The ability to construct rapidly new molecular architectures is essential across multiple fields. For example, pharmaceutical development requires a library of building blocks to maximise diversity at the early stage of drug discovery. Likewise, materials science is built on the ability to polymerise new building blocks with functional potential. Aryl boronic acids and esters satisfy this need and are some of the most commonly used building blocks. They are air-stable and easy to manipulate with many well-established routes for functionalisation. However, the current routes to form aryl boronic esters rely on inefficient chemistry that is over 50 years old or require the use of toxic and scarce (thus unsustainable and expensive) precious metal catalysts. This proposal seeks to replace these technologies with new methods using Earth-abundant aluminium- and zinc-complexes. More specifically, we will use aluminium and zinc based catalysts to achieve the direct (one step from simple precursors) borylation of simple (early stage) and complex (late stage) molecules.

The use of catalysis is essential in ensuring the sustainability of processes as this minimises the energy input requirements and amount of material needed for each transformation. Catalysis offers the single most applicable method to ensure a sustainable future for chemical synthesis and the use of Earth-abundant metals for catalysis greatly improves this prospect. The use of aluminium and zinc is also driven by their low-toxicity relative to many other catalysts used in direct borylation (e.g. Co, Ir based catalysts). Zinc and aluminium have high daily permitted exposure limits enabling their use late in pharmaceutical manufacturing without the need for exhaustive metal removal required when using precious metal catalysts.

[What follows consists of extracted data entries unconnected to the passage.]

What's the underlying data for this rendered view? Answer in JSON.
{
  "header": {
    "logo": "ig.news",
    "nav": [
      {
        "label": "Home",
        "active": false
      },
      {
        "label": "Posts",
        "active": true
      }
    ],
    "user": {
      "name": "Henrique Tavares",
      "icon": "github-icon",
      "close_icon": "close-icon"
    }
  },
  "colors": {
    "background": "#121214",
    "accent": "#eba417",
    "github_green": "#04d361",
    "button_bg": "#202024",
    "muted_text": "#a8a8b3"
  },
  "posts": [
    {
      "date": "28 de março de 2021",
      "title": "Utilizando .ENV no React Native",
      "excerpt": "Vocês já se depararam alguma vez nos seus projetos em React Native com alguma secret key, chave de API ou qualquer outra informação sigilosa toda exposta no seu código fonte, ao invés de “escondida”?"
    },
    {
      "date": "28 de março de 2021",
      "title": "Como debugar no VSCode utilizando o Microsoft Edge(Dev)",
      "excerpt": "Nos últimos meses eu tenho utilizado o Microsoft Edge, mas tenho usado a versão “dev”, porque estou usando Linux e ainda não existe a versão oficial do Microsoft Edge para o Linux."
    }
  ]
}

This project will specifically target the borylation of arene C-H bonds. Arenes are commodity chemicals with great structural diversity, but they lack handles for further functionalisation. We will develop aluminium- and zinc catalysts capable of introducing a boronic functional handle to these substrates. Aluminium and zinc benefit from many similar properties including, size, substrate (arene) affinity, electronegativity and, to some extent, coordination preferences, but they differ based on their charge (valency) in compounds (+3 Vs +2). We will utilise both metals within common frameworks to enable the effect of unit charge variation to be studied to determine key structure activity relationships. This deep understanding will enable broad scope borylation of arene C-H bonds to be achieved. The aryl boronic ester products are among the most common synthetic building blocks used by academia and industry so this will ensure the high impact of our developed methods.

We will transfer our initial breakthroughs through to operationally simple processes that can be readily used by the broadest academic and industrial synthetic community. Throughout we will be supported by GSK and Dr Andrew Dominey (GSK Process Chemistry, Stevenage), who as a co-Investigator on this project will be essential to enable the development of a truly useful process. Regular meetings and placements at GSK will be carried out to ensure cohesive progression, technology transfer and imbedding of our new developed methods at GSK. Alongside this, the GSK placements offer a unique chance for real-world testing and benchmarking of our new developed methods. Placements at Stevenage will enable application of our new reaction to specific pharmaceutical targets.